Their sacrifices brought the industry back with record-breaking profits that largely supported very generous salaries and bonuses for their bosses and huge returns for Wall Street investors. But the workers’ well-deserved demands to restore their benefits and wages and ensure equal pay for equal work went unmet for years.
That’s why I’ll be on the UAW picket line in Detroit on Tuesday when Joe Biden becomes the first American president to join striking workers on the line. Yes, Joe not only talks the talk. He walks the walk of a real “union guy.” And we must return that loyalty in the 2024 election.
Now to the blatant “Deception” of Dallas mayor Eric Johnson, who recently switched his party affiliation from Democrat to Republican. As shocking as this may have been to those constituents whom he deceived into supporting him for a second term in a solidly blue city, it was not surprising to me.
As a politically observant Texan, I saw how he had used the Democrat label for years to get elected and then pushed a GOP agenda – espousing their hard line on issues from law-and-order to tax cuts. The party switch just confirmed the way he had been leading for years, while strongly criticizing his former party’s governance of cities.
But Houston’s Major Sylvester Turner, who was also unaware of Johnson’s deception, cites his own record in Houston in reducing crime, homelessness and addressing other urban challenges firmly, but more compassionately. “Democratic mayors are the boots on the ground,” he says. “We are responding to people’s needs.”
Eric Johnson’s betrayal of loyal supporters in Dallas raises a red flag in Houston too.
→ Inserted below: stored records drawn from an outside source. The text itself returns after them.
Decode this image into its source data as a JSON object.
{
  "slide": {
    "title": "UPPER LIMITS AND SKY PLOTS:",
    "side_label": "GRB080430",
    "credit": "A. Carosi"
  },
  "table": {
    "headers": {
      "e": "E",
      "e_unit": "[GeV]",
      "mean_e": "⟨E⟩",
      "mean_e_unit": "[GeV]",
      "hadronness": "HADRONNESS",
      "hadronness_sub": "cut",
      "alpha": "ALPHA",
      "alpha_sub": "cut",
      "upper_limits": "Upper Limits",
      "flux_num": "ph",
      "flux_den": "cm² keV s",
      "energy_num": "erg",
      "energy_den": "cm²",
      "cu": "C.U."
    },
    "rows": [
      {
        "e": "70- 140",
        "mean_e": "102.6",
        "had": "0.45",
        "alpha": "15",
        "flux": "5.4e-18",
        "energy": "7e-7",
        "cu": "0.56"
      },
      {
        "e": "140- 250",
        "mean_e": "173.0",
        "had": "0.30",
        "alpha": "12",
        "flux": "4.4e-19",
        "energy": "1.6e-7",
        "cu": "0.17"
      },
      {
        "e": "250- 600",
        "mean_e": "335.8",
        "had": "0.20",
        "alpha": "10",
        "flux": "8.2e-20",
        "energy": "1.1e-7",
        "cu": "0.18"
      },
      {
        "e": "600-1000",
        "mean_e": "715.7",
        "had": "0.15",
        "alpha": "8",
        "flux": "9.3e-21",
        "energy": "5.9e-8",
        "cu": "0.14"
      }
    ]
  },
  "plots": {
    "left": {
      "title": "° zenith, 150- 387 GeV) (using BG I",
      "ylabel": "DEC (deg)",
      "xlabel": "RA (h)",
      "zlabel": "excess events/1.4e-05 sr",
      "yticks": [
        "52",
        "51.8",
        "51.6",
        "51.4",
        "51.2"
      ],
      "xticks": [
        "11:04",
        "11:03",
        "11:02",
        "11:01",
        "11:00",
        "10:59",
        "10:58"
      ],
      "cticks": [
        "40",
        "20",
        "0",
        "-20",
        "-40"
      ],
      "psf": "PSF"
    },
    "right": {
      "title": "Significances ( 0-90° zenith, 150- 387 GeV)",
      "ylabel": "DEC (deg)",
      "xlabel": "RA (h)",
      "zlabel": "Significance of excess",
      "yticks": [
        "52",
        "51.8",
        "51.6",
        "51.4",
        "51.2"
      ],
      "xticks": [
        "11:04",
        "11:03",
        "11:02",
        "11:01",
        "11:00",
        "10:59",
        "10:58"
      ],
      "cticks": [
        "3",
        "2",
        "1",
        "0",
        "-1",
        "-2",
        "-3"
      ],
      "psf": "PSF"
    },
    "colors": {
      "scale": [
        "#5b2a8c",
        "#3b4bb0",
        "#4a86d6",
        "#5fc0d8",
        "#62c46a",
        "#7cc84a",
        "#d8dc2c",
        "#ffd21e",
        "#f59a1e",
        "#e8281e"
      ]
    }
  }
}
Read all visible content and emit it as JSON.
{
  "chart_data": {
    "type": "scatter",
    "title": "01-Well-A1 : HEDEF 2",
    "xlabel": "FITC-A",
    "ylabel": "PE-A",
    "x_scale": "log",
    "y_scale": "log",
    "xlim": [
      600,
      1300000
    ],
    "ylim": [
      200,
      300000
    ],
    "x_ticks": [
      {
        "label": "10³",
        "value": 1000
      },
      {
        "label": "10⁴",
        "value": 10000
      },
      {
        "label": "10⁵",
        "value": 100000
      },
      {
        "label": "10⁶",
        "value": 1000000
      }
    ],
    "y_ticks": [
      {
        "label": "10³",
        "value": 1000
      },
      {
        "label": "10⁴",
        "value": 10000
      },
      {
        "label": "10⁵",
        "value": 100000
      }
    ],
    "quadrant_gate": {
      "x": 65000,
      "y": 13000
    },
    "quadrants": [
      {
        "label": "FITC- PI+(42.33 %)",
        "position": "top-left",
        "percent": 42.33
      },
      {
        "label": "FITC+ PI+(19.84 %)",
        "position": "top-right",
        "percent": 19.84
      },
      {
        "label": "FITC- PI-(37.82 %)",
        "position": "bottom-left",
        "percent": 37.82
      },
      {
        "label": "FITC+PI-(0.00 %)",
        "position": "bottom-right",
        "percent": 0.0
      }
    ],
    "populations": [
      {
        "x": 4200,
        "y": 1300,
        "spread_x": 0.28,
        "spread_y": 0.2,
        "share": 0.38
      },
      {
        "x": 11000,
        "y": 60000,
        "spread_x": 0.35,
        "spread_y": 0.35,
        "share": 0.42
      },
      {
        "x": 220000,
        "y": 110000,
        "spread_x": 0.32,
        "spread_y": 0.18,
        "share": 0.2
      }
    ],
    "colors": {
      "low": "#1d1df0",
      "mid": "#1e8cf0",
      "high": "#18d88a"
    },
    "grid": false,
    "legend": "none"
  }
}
Much like Johnson, a mayoral candidate in Houston appears to be counting on the loyalty of some Labor supporters and other mainstream progressives while adding poisonous side elements of anti-worker, anti-justice, and forced birthers funded by pay-to-play partisan Republicans.
So how do we respond to these perpetrators of disrespect and deception? First, we let Sen. Scott know that union members across this country will not forget his uninformed and dismissive response to the UAW’s legitimate strike for fairness.
As for Mayor Johnson, whatever he plans to do after his tenure is over, we will make sure no one forgets his treachery in Dallas and that he is a politician who can never ever be trusted. And all the while, we must be on guard to make sure Johnson’s betrayal in Dallas doesn’t serve as a political template in the upcoming Houston Mayoral election or anywhere else.